Gusta Faba de cultivar plantas en recipientes minúsculos e improbables. De adolescente adquirió la afición de sembrar cactus dentro de cabezas de muñecas de goma, que seguían abriendo y cerrando sus ojos, con indiferencia a su cerebro de tierra y a su vivo tocado vegetal. Años más tarde resolvió continuar con su afición hortícola, (él le llamaba “la voz de los antepasados”), y comenzó a investigar con nuevos posibles tiestos.
Las botellas de aceite cortadas por algo más de la mitad, no habían dejado de ser un peligro para el horticultor por su afilado reborde, hasta que se las retiró, porque además las tumbaba el viento. Con los frascos de colutorio de base cuadrada se consiguió más estabilidad, a la par que se conservaba la transparencia, a través de la cual esperaba contemplar la danza secreta de las raíces y la tierra; pero el filo resultó igual de peligroso que el de las botellas. Así desemboco en los recipientes de borde remachado. Primero fueron las tarrinas de margarina, y luego las de queso Philadelphia, pero no ofrecían profundidad de tierra, que garantizara equilibrio a cualquier tallo que brotara. Llegó a plantar hasta en tapones de gel de a litro, y botes de carretes de foto. Y aunque resultaran encantadores, el viento golfo del Atlántico los volaba.
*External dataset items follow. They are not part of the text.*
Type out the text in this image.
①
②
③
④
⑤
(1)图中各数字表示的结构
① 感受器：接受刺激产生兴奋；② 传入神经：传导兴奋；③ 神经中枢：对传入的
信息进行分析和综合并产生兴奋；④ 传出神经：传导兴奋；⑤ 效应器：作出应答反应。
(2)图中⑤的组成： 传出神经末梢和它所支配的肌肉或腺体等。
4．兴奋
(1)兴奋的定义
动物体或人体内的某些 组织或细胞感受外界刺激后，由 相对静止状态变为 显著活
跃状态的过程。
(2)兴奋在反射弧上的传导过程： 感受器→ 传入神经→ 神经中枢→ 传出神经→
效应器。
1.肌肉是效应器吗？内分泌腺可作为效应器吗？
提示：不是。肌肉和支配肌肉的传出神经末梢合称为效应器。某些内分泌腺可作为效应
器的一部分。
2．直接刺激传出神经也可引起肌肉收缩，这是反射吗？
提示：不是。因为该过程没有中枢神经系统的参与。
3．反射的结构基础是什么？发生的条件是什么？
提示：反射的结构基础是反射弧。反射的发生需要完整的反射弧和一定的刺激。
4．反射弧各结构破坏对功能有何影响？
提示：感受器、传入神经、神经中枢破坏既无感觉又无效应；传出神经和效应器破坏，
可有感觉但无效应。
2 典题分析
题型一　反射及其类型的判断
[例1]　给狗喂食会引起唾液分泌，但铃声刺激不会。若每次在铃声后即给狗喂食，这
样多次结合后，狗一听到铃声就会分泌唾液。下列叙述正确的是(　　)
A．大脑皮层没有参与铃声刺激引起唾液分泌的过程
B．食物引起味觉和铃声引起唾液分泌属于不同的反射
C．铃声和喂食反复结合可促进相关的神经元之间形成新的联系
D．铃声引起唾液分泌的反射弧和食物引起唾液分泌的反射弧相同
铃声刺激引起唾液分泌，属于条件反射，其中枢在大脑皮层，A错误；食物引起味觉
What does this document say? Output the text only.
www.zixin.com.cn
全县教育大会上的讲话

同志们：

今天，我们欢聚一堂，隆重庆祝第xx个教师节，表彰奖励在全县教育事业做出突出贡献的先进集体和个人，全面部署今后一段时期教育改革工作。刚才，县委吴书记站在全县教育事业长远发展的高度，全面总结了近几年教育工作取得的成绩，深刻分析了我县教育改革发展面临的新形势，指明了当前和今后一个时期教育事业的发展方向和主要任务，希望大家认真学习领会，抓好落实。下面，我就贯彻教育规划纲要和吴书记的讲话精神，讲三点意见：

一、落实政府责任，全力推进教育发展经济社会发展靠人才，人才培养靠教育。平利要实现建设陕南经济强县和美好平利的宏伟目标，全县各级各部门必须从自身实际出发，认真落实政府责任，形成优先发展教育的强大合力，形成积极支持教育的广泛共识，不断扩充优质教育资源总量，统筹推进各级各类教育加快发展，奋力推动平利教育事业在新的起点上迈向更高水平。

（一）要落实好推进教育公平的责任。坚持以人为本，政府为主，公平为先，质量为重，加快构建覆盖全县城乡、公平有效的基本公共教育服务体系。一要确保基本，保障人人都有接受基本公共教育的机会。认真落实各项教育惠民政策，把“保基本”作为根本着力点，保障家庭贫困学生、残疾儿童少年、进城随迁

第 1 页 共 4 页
No cejó en su intento hasta descubrir el paraíso de los vasitos de yogur, flan, o queso fresco. En estos proporcionados y torneados recipientes, podían plantarse pequeñas plantas crasas, de sensual follaje y sofisticados colores metálicos. Encontró en ellos la piedra filosofal de sus sueños de arquitecto de jardines minúsculos.
El día que Faba decidió trasplantar una animosa planta carnosa, desde un vaso de yogur a una maceta de barro, al extraerla del tiestito, descubrió lo que nunca había imaginado, los flancos curvos del vasito yogurtero habían terminado moldeando la tierra en su interior. Si un cubito de playa puede hacer flanes de arena; un vasito de postre puede preparar yogures de tierra.